As the name suggests, SPCR readers are interested in SILENT PCs:

Is this an effective "silent cooler"? In the literal sense, I have to say no. I personally would not use this cooler on my Ti4200 card in a system with only passive cooling or really low airflow. The temperatures that I measured are just too high for my comfort.

Can this cooler be used to keep the GPU cool in a system with quiet, controlled but reasonable airflow? Certainly!

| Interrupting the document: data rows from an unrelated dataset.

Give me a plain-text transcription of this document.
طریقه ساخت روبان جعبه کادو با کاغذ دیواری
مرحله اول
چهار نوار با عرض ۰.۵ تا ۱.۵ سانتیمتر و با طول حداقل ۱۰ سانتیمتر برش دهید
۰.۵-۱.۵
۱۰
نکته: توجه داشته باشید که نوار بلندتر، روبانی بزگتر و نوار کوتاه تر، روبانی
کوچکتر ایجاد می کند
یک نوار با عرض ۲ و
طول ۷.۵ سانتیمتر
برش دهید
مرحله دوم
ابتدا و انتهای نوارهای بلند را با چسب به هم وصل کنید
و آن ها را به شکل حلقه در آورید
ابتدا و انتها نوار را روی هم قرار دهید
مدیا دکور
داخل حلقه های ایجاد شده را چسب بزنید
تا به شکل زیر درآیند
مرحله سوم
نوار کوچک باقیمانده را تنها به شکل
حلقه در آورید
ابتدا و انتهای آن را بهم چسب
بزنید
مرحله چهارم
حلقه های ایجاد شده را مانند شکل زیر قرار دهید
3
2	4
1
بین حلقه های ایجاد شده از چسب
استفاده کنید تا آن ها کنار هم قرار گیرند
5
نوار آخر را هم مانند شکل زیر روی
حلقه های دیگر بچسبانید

Can this cooler be used in a gaming intensive, overclocked system? A qualified yes... as above, I think using the ZM80 is effective where there is some airflow. (Editor's note: The 80mm fan over the card and HS with a bracket mount appears to be the best compromise of performance and low noise.)

PROS

- Very nice build quality
- Good manual
- No additional parts required -- everything is included, even spare parts!
- Acceptable performance in a system with some airflow
- Nice green handled Philips screwdriver included

CONS

- Alignment and proper installation difficult
- Excessive space lost due to significant size
- Potential damage during moving due to excessive weight
- Not really an effective fanless cooling solution for GF4200+ video cards

* * *

Our great thanks to online retailers Exotic PC and Silicon Acoustics for their generous contribution of review samples.

* * *

POSTSCRIPT - Jan 5/03 - by Mike Chin, Editor

After publication of the review, email exchanges with readers and discussions in the SPCR forums prompted the question:

How the ZM-80 compare with the original HS when both are cooled by a perpendicular 80mm fan over the card?

The original test data above shows what the ZM-80 does with the slow 80mm Enermax fan, but not how it compares with the original HS with the same cooling fan. So Brett ran this test with the original HSF back on, but with the original fan turned off, just to see whether the ZM-80 does provide a significant cooling advantage.

Time
0 (idle)
0.5
1
2
5
10
20
ZM80, slow fan above
37.4C
38.5
39.1
40.0
41.0
41.6
41.6
Stock HS, slow fan above
42.6
44.2
45.7
47.2
47.4
47.4
47.3

The answer is, yes, the ZM-80 does provide a significant cooling advantage. But it is surprising how decently even the small stock HS cools with a bit of airflow. The orginal HSF is amazingly efficient at cooling, louder and whinier though it may be in comparison to the slow 80mm fan.

Although it is not really an effective fanless cooling solution for today's hot VGA cards, with a slow-spinning perpendicular 80mm (or larger) fan, the ZM-80 is probably the only viable quiet cooling solution for hard core gamers.